In Australian Competition and Consumer Commission v TPG Internet Pty Ltd[2 013] HCA 54 the High Court of Australia upheld a $2million penalty imposed on TPG for misleading advertisements relating to its multi-media advertising campaign on television, radio, internet and print for its ADSL2+ service in 2010-2011.
The TPG advertisements prominently displayed the offer to supply broadband internet ADSL2+ service for $29.99 per month. Much less prominently, the advertisements qualified this offer, stating that it was made on the basis that the ADSL2+ service was available only when bundled with a home landline telephone service for an additional $30.00 per month (with a minimum commitment of six months). In addition, TPG required the consumer to pay a setup fee of $129.95 plus a deposit of $20.00 for telephone charges.
According to the High Court the “dominant message” of the advertisements is of crucial importance.

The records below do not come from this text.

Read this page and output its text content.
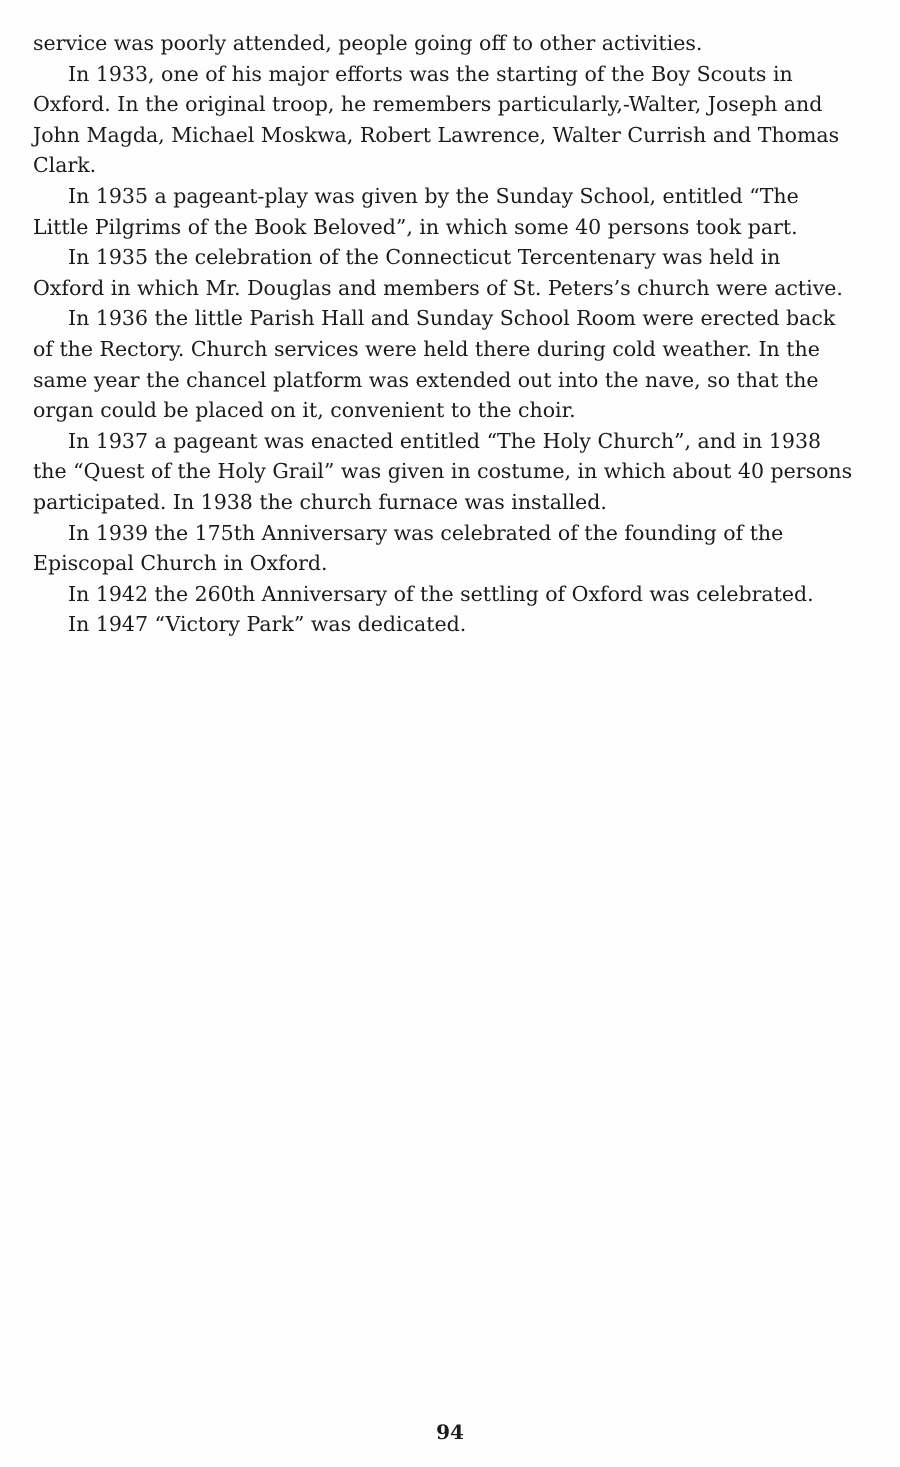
service was poorly attended, people going off to other activities.

In 1933, one of his major efforts was the starting of the Boy Scouts in Oxford. In the original troop, he remembers particularly,-Walter, Joseph and John Magda, Michael Moskwa, Robert Lawrence, Walter Currish and Thomas Clark.

In 1935 a pageant-play was given by the Sunday School, entitled “The Little Pilgrims of the Book Beloved”, in which some 40 persons took part.

In 1935 the celebration of the Connecticut Tercentenary was held in Oxford in which Mr. Douglas and members of St. Peters’s church were active.

In 1936 the little Parish Hall and Sunday School Room were erected back of the Rectory. Church services were held there during cold weather. In the same year the chancel platform was extended out into the nave, so that the organ could be placed on it, convenient to the choir.

In 1937 a pageant was enacted entitled “The Holy Church”, and in 1938 the “Quest of the Holy Grail” was given in costume, in which about 40 persons participated. In 1938 the church furnace was installed.

In 1939 the 175th Anniversary was celebrated of the founding of the Episcopal Church in Oxford.

In 1942 the 260th Anniversary of the settling of Oxford was celebrated.

In 1947 “Victory Park” was dedicated.

94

It agreed with the trial judge who decided that “each advertisement had the same dominant message, namely: “Unlimited ADSL2+ for $29.99 per month”. His Honour found that the “ordinary or reasonable consumer taking in only the dominant message would have the impression that the entire cost of the service is $29.99 per month, with no other charges and no obligation to acquire another service”; and the balance of the advertisement which contained that information was not given sufficient prominence to counter the effect of the headline claim”.
The High Court majority said:
” in this case, the advertisements were presented to accentuate the attractive aspect of TPG’s invitation relative to the conditions which were less attractive to potential customers. That consumers might absorb only the general thrust or dominant message was not a consequence of selective attention or an unexpected want of sceptical vigilance on their part; rather, it was an unremarkable consequence of TPG’s advertising strategy. In these circumstances, the primary judge was correct to attribute significance to the “dominant message” presented by TPG’s advertisements. …
It may be accepted that if the hypothetical reasonable consumer is taken to know that ADSL2+ services may be sold as part of a bundle with telephony services, then, if he or she brings that knowledge to bear in a conscious scrutiny of the terms of TPG’s offer, he or she might be less likely to form the impression that the offer was of an ADSL2+ service available without a requirement to take and pay for an additional service from TPG. But the circumstance that many consumers might know that ADSL2+ services are commonly offered as a “bundle” was not apt to defuse the tendency of the advertisements to mislead, especially where the target audience is left only with the general thrust or dominant message after the evanescence of the advertisement.”
In respect of the penalty the High Court majority said:
“General and specific deterrence must play a primary role in assessing the appropriate penalty in cases of calculated contravention of legislation where commercial profit is the driver of the contravening conduct. TPG’s campaign was conducted over approximately 13 months at a cost to TPG of $8.9 million. It generated revenue of approximately $59 million, and an estimated profit of $8 million. TPG’s customer base grew from 9,000 to 107,000 during this period, although it cannot be said that this was at the expense of TPG’s competitors….
The pecuniary penalty fixed by the primary judge did not exceed that which might reasonably be thought appropriate to serve as a real deterrent both to TPG and to its competitors.”
Although the High Court reached its decision by a 4-1 majority, 3 judges of the Full Court of the Federal Court had reached the opposite result in allowing an appeal from the trial judge who imposed the original $2million penalty.
It is likely that the ACCC will use the principles when examining ads for insurance, banking and energy products.